- The French privacy regulator is investigating Worldcoin because of suspicions that the company’s method for gathering and storing data may be unlawful.
- Reuters also stated that Worldcoin might be the subject of inquiries from British data regulators after its launch.
The legality of Worldcoin’s data-gathering practices is being contested by France’s data protection regulator, the National Commission on Informatics and Liberty (CNIL) in France.
According to a Reuters article, Worldcoin is being investigated by the French privacy regulator CNIL because of suspicions that the company’s methods for gathering and storing data may not be totally lawful.

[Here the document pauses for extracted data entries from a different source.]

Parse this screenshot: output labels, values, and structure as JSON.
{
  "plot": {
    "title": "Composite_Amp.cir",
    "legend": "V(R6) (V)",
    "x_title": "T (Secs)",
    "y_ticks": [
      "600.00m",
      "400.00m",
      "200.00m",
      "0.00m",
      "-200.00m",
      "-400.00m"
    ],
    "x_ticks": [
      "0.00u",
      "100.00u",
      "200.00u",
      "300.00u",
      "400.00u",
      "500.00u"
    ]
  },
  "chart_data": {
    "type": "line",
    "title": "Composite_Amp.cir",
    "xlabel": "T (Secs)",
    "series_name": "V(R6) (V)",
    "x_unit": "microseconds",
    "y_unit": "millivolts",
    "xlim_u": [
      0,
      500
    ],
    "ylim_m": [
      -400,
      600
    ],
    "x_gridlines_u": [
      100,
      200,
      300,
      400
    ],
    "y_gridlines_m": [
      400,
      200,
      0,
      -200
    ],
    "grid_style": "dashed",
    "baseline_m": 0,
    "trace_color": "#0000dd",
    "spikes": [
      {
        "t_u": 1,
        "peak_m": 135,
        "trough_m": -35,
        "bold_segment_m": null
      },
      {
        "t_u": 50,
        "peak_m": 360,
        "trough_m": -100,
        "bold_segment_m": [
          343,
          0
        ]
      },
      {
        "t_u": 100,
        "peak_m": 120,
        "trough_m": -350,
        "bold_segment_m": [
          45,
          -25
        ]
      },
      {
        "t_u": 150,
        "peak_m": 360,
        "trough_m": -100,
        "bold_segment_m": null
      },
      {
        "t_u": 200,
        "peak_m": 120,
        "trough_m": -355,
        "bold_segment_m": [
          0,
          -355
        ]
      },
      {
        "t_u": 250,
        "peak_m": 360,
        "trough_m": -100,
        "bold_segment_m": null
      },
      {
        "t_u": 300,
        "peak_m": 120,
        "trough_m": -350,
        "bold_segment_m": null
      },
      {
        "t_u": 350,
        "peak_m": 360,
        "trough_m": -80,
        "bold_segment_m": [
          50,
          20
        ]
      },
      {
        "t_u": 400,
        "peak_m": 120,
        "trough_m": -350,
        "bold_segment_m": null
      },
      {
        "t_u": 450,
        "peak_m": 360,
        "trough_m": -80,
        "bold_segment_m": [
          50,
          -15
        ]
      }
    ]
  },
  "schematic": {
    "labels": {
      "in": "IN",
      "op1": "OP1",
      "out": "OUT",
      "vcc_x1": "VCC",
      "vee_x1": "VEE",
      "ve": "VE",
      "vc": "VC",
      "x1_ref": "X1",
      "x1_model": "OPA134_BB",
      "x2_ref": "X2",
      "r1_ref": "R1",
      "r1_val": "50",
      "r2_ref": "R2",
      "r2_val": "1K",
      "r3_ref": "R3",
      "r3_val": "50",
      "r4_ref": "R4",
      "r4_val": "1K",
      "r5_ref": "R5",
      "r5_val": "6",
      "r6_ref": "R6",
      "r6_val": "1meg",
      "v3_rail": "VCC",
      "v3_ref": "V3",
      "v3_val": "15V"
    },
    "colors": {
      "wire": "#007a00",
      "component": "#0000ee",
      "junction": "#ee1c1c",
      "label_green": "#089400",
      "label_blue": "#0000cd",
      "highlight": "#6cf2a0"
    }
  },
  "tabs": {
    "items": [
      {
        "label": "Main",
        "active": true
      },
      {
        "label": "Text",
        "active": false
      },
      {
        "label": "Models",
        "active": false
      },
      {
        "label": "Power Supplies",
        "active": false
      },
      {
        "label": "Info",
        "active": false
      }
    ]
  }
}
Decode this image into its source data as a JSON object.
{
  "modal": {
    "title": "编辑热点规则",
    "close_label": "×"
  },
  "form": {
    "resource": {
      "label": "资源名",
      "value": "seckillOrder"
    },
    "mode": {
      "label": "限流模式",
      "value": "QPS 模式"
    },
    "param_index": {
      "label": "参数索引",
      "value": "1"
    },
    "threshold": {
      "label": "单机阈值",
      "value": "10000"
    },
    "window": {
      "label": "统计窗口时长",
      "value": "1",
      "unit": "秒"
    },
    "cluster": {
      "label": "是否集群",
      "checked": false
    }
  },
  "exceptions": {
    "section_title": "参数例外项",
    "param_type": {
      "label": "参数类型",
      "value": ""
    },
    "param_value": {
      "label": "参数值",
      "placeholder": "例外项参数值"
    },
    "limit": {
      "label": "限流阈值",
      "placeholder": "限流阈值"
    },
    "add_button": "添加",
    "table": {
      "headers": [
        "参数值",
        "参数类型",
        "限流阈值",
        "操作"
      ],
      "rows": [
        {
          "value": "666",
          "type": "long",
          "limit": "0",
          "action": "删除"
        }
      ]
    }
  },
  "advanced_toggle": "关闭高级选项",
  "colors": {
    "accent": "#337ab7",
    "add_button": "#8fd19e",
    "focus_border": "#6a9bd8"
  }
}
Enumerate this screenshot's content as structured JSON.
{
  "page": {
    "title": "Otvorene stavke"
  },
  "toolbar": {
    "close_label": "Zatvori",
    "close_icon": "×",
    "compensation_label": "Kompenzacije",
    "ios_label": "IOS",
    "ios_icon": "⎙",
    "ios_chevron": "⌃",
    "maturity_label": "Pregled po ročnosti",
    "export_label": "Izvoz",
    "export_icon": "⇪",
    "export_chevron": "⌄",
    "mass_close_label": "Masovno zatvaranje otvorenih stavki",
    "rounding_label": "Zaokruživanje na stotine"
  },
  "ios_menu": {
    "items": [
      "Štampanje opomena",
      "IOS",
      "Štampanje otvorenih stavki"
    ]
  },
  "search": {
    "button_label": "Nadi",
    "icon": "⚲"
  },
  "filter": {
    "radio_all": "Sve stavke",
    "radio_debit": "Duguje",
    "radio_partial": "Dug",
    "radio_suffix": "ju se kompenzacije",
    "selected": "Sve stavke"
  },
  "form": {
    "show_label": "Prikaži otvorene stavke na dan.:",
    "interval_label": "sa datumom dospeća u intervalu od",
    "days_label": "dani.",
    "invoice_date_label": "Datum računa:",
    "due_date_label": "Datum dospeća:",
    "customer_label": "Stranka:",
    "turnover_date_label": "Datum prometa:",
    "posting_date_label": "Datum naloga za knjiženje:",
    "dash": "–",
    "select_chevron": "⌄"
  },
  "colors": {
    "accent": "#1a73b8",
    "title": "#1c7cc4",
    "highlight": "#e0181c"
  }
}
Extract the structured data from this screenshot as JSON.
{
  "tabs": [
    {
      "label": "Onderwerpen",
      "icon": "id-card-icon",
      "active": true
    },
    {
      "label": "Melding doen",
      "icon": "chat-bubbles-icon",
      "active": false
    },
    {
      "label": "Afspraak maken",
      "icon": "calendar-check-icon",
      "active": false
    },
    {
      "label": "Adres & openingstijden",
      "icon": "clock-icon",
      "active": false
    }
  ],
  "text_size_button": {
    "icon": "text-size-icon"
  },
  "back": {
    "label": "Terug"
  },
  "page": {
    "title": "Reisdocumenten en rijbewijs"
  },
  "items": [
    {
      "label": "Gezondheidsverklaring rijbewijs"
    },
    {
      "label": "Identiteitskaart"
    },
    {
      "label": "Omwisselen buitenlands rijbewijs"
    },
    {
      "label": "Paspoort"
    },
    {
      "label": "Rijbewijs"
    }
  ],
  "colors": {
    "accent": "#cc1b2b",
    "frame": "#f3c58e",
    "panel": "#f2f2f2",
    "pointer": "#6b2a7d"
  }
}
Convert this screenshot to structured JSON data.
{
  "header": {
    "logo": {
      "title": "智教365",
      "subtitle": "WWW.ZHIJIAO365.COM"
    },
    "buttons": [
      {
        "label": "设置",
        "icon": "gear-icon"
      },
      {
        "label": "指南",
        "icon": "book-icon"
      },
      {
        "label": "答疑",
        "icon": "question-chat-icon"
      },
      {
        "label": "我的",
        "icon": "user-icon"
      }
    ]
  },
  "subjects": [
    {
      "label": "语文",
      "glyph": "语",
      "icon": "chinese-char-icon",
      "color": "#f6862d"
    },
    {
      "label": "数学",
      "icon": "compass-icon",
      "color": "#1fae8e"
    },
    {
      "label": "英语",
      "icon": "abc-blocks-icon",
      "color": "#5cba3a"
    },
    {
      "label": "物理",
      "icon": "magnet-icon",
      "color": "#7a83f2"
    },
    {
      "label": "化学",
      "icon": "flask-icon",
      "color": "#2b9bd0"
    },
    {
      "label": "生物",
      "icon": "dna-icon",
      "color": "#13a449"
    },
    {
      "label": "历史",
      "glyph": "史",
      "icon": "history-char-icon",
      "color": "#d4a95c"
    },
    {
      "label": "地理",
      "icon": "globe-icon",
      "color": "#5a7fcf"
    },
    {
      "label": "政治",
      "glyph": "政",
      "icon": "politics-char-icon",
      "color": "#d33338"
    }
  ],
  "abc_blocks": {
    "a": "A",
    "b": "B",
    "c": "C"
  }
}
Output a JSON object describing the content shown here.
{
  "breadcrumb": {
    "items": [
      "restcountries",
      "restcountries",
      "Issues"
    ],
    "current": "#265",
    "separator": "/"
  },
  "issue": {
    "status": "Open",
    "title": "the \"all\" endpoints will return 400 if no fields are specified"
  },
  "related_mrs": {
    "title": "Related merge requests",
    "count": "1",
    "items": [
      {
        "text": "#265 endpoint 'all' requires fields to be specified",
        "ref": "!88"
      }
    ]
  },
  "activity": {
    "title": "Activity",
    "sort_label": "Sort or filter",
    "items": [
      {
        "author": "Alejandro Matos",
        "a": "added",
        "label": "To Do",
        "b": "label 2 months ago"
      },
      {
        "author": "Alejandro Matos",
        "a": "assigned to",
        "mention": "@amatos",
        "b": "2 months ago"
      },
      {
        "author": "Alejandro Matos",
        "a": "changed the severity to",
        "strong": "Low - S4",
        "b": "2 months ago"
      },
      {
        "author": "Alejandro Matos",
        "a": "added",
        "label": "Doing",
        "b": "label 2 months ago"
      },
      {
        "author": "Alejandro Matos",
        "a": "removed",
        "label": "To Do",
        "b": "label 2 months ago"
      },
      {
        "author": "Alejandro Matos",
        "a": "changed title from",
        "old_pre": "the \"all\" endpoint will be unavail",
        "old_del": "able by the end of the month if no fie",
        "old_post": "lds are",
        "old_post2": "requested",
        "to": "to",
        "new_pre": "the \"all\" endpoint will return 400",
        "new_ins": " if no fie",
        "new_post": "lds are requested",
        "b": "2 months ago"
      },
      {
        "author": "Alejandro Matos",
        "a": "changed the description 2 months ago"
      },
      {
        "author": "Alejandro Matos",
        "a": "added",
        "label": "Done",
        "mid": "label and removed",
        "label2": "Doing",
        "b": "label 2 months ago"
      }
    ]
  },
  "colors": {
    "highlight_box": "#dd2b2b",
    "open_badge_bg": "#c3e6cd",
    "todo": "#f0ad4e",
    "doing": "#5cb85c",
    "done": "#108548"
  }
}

CNIL stated the following in a July 28 email to Reuters:
“The legality of this collection seems questionable, as do the conditions for storing biometric data.”
Additionally, CNIL reported that it had launched an investigation and had been assisting the German state agency for Bavaria in its efforts to look into the situation. On July 25, Reuters also stated that Worldcoin might be the subject of inquiries from UK data regulators after its launch.
On June 24, Worldcoin was introduced by OpenAI, the firm that created the well-known ChatGPT AI chatbot. In order to receive a digital ID and free cryptocurrency, individuals must submit an iris scan to the program.
Although most of them did so during the project’s testing stage over the course of the previous two years, 2.1 million people have already registered with it, according to the company’s website. In a message on Twitter (now X), the business asserted that since its official launch:
“a unique human is now verifying their World ID every 7.6 seconds & new records are being set daily.”
Since its July 24 introduction, Worldcoin has shared images on Twitter of its orbs in numerous locations around the globe, including Seoul, Mexico City, and Paris.
Despite the hoopla, the cryptocurrency community has had a split opinion on Worldcoin. Some users drew attention to centralization’s possible downsides, while others asserted that the rise of AI makes proof-of-personhood imperative.
According to additional sources, Worldcoin has had trouble attracting new sign-ups since its introduction, with the three designated venues in Hong Kong only receiving about 200 sign-ups on the first day and a total of 600 overall.
Sam Altman, a co-founder, refuted the allegations the following day by sharing a video of a large queue of individuals in Japan waiting to complete iris scans.